Da Corriere della Sera del 24/11/2005
Originale su http://www.corriere.it/Primo_Piano/Politica/2005/11_Novembre/24/prodin...

Energia e politica la scelte del Professore

Prodi: «No al nucleare, sì ai pannelli solari»

Il leader dell'Unione presenta l'agenda energetica. «Niente atomo per almeno vent'anni»

di Francesco Alberti

ROMA — «Io non ho avuto il tempo, altrimenti avrei messo i pannelli solari anche sul tetto della Fabbrica del Programma, un brutto capannone fuori Bologna...». Romano Prodi, al convegno di Legambiente a Roma, ha indicato alcuni dei punti attorno ai quali ruoterà la politica energetica dell'Unione in caso di vittoria elettorale. Dopo aver ribadito che al primo posto ci saranno «tutte le misure necessarie per assicurare la ripresa economica del Paese», il leader del centrosinistra ha aggiunto che sul versante energetico «non c'è una misura che risolve tutti i problemi, ma ci sono tante misure». Tra queste, ha indicato l'eolico («Su grandi campi però»), il solare («Con l'obiettivo di raggiungere almeno i livelli tedeschi»), il ripensamento delle politiche dei trasporti, ma soprattutto l'industria del risparmio. Prodi ha quindi chiuso al nucleare, «almeno per i prossimi vent'anni, fino a che non ci saranno garanzie sulla sicurezza», dicendosi invece favorevole «ai gassificatori, che sono una cosa seria».

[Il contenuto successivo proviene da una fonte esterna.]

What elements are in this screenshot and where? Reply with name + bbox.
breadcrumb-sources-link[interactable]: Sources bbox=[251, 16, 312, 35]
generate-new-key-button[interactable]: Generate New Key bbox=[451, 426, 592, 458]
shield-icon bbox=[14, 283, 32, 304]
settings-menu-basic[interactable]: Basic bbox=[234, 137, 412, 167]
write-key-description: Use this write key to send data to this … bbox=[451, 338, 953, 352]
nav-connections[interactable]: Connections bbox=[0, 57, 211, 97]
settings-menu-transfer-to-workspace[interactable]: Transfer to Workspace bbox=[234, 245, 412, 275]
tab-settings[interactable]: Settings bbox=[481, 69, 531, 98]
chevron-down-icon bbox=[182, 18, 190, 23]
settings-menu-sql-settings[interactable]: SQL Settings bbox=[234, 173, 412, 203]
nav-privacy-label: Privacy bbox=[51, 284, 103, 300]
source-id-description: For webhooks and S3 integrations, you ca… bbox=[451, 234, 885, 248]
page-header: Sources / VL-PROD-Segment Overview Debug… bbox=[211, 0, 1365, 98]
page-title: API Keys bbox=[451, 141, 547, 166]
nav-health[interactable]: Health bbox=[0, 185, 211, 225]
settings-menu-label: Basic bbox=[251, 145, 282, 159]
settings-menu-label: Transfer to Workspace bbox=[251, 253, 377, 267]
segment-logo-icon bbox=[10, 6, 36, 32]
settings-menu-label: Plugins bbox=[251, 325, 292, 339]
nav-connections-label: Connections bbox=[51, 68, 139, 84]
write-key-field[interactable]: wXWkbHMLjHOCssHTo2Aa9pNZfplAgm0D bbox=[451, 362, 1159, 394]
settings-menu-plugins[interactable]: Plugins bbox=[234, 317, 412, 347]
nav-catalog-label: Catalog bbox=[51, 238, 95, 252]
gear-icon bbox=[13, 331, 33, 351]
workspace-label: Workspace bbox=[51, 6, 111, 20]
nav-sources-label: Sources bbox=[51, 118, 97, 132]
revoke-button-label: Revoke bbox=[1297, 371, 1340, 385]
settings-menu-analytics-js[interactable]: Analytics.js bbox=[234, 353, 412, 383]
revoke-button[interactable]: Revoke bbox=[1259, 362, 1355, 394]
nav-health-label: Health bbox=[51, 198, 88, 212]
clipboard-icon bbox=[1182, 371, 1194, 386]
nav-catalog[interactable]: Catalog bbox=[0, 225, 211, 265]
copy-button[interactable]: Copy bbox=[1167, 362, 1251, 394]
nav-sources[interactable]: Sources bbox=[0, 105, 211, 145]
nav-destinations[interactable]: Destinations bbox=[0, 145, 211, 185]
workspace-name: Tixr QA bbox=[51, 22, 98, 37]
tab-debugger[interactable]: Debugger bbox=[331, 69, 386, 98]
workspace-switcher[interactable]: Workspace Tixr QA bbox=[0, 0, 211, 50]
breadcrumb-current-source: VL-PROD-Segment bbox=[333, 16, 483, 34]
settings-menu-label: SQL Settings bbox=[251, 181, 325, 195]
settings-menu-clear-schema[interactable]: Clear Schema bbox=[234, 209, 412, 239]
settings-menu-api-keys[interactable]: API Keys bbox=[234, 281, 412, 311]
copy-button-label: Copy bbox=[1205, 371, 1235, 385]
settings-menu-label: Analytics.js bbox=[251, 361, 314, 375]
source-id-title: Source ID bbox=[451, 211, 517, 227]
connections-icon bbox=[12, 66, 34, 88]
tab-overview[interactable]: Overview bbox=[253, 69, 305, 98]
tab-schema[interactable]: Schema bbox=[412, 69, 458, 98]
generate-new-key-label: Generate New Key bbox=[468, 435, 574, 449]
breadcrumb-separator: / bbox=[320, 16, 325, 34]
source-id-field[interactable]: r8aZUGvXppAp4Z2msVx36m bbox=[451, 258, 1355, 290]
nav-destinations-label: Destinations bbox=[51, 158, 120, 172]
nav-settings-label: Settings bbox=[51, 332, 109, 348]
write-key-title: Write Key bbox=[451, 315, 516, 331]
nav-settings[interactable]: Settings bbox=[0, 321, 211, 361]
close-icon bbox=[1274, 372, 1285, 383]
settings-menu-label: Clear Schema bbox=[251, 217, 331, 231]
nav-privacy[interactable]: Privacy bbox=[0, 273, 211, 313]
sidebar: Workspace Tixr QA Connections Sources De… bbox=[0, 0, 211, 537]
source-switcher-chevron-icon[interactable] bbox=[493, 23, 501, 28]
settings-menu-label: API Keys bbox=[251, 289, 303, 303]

SERVE UNA SVOLTA ENERGETICA - Il leader dell'Unione si è detto convinto che mai come oggi l'Italia «abbia bisogno di una vera svolta energetica: siamo arretratissimi nel campo del risparmio energetico e in quello delle energie rinnovabili, che devono diventare una priorità». E si è detto deciso ad agire: «Il Paese va cambiato e io non ho nulla da perdere». Parole accolte con entusiasmo dal leader dei Verdi, Alfonso Pecoraro Scanio: «Gli impegni di Prodi sono uno schiaffo ai nostalgici del nucleare e del carbone: l'Unione andrà ad energia solare». Di opposto tenore i commenti dal centrodestra, che, con il viceministro Adolfo Urso di An, ha ironizzato sul no di Prodi al nucleare: «Tra vent'anni? Perché non ne riparliamo tra cento? Il centrosinistra, nell'impossibilità di comporre i propri dissidi, rinvia ogni decisione».


I PANNELLI SOLARI - Prodi ha insistito sulla necessità di aumentare l'uso dei pannelli solari: «Sul solare nessuno propone obiettivi impossibili, ma almeno dobbiamo arrivare al livello della Germania» ha detto, replicando all'amministratore delegato dell'Enel, Fulvio Conti, secondo il quale, se in Italia il solare non decolla, è anche perché «Germania e Giappone non hanno città medievali da proteggere». Una tesi che non ha convinto Prodi: «Ci sono le parti nuove delle città, le parti industriali. La realtà è che c'è ancora troppa poca ricerca». Il Professore ha quindi così motivato il suo no al nucleare, «almeno per i prossimi 20 anni». Ha detto: «Non si può dimenticare Chernobyl per capire quanta prudenza bisogna avere. Sono sempre stato chiarissimo: feci la battaglia per il nucleare in Italia e non mi vergogno a dirlo. Allora fu un errore uscire. Quando ero presidente dell'Ue, ogni anno radunavo gli scienziati e chiedevo se c'erano novità sulla sicurezza e sui rifiuti. La risposta era no, ci vogliono 20-25 anni». Prodi ha quindi indicato nel protocollo di Kyoto e nella lotta alle emissioni inquinanti un altro punto importante: «Io sono stato un militante di Kyoto perché, se non mettiamo un limite, siamo finiti». Prodi si è anche detto favorevole ai rigassificatori, «una cosa seria». Aggiungendo: «L'ho già detto a Bari e qualcuno ha calcolato che così si perdono 20 mila voti... Vuol dire che si riguadagneranno dopo». In linea con Prodi anche Legambiente, il cui presidente Roberto Della Sera ha affermato: «Impianti già nei prossimi 5 anni».